Bruising of the brain where by the blood mixes with the cortical tissue due to micro-haemorrhages and small blood vessel leaks.
Describe the pathophys of a cerebral contusion?
Trauma-> microhaemorhages-> cerebral contusion-> cerebral odema/ intracranial bleed-> raised ICP-> coma
Which lobes tend to be most affected by cerebral contusions? What does this lead to?
Parietal lobes, leading to attention, memory and emotion problems
What is a concussion?
Head injury with temporary loss of brain function
Describe the pathophys of a concussion
Trauma-> stretching and injury to axons-> impaired neurotransmission + loss of axonal iron regulation and reduced cerebral blood flow-> temporary brain dysfunction until they recover
What is post concussion syndrome?
Difficulty thinking/ remembering/ concentrating, headaches, N+V, dizziness, tiredness, irritability, sadness, sleeping more or less than normal for days to weeks to months after a concusssion. Not sure why it occurs, think it due to structural brain damage needing to repair.
What is diffuse axonal injury?
Shearing of interface between grey and whit matter following traumatic acceleration/ de-acceleration or rotational injury. This tends to lead to axonal death-> cerebral odema-> coma and death.
How does diffuse axonal injury appear on CT?
Hyperdense (white) spots on CT
Give 5 basilar skull fracture signs
Racoon eyes, CSF rhinorrhea, CSF otorrhea, battle sign, haemotympanum, bump
How are basilar skull fractures managed?
ICP control, seek and treat complications, elevation of depressed skull fractures, if persistent CSF leak they need surgery to reattach meninges
What 3 measures are used to asses severity of brain injuries?
GCS, post traumatic anmesia duration, loss of consciousness duration
When should an urgent head CT be ordered? (4)

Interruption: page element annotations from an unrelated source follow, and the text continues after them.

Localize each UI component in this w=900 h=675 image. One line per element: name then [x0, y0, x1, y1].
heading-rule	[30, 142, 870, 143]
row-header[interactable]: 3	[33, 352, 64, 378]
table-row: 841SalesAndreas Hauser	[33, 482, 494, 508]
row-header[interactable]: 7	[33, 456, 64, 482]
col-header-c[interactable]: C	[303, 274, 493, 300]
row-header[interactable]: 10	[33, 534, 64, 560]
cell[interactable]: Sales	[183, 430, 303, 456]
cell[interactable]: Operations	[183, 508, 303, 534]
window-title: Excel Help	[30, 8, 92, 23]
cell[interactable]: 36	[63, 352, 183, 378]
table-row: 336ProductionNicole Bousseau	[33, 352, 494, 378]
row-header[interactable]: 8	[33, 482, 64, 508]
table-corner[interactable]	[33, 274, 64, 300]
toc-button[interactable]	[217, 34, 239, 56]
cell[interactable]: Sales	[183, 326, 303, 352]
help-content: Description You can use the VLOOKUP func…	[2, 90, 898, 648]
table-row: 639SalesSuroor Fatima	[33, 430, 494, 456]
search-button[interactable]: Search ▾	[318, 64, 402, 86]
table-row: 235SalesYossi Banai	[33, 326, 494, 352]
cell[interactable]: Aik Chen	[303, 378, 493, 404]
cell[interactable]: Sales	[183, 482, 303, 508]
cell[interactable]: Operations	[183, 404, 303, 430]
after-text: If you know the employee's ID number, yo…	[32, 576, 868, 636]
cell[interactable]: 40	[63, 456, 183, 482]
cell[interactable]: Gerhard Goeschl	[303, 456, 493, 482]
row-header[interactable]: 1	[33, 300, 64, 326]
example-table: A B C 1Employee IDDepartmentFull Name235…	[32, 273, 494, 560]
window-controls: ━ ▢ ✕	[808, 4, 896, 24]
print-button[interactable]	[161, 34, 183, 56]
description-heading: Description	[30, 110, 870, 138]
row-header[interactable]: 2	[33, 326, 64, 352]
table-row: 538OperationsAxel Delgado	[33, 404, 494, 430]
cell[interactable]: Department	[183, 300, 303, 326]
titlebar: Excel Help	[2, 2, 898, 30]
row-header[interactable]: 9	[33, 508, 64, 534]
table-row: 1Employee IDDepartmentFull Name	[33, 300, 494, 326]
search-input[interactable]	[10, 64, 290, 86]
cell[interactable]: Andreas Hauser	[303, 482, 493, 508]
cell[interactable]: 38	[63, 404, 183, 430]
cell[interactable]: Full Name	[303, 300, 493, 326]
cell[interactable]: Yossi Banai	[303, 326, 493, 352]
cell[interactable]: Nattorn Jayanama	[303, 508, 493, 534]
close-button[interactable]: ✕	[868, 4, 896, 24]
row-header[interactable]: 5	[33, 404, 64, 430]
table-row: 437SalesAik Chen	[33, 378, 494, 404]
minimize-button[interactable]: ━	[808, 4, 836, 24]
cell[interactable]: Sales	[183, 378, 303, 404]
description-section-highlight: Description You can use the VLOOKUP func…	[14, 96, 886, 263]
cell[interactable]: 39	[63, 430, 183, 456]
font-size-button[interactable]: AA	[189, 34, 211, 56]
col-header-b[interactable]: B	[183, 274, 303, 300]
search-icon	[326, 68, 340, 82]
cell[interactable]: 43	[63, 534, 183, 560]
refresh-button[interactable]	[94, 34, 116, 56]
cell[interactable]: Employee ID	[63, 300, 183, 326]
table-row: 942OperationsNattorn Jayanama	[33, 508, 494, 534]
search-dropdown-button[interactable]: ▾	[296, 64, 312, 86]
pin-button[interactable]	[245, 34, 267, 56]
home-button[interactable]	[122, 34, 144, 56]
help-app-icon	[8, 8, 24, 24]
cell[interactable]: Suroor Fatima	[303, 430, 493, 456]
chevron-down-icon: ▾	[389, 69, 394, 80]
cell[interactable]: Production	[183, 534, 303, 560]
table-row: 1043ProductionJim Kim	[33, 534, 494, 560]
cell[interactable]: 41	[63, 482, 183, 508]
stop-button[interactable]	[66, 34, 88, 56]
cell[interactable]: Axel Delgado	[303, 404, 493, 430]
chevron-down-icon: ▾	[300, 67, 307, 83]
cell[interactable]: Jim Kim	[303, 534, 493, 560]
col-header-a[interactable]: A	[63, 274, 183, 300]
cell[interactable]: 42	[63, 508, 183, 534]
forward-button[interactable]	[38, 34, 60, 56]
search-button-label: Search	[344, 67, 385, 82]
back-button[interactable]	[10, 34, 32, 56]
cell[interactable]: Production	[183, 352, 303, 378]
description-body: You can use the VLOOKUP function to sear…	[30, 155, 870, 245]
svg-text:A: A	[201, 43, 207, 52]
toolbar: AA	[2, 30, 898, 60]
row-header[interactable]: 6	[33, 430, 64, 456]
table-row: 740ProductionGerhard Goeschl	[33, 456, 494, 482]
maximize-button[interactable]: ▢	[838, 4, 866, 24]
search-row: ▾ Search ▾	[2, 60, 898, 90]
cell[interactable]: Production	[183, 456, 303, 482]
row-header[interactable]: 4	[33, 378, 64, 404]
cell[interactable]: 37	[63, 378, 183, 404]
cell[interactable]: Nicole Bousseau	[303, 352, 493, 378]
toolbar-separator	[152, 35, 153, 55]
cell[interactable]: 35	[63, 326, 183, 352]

GCS <13 at any point or <15 more than 2 hrs after injury.
Neurological abnormality (focal neurological deficit, seizure, loss of consciousness.
Suspected basilar skull fracture.
2+ discrete episodes of vomiting.
Describe the presentation of someone with an epidural haemorrhage?
Loss of consciousness due to brain injury, followed by lucid interval and then rapid decline in consciousness due to bleed expanding.
Describe the CT appearance of a chronic vs an acute subdural haemorrhage?
Acute: hyperdense (white) banana
Chronic: hypodense (black) banana
Neither will cross midline due to falx cerebri
How are epidural haemorrhages managed?
Urgent craniotomy to relieve increased ICP, or observation of only small.
How are acute and chronic subdural haemorrhages managed?
Acute: surgery (burr holes) to relieve increased ICP
Chronic: neurological surgery to remove haematoma, not often done as pts are old and wouldn’t survive surgery.
How are subarachnoid haemorrhages managed?
ITU, prevent rebleeding, manage short and long term complications, high mortality.
What is normal ICP?
5-15mmhg
How is ICP controled in body?
Vasodilation and constriction in response to BP changes.CSF production and removal can also change.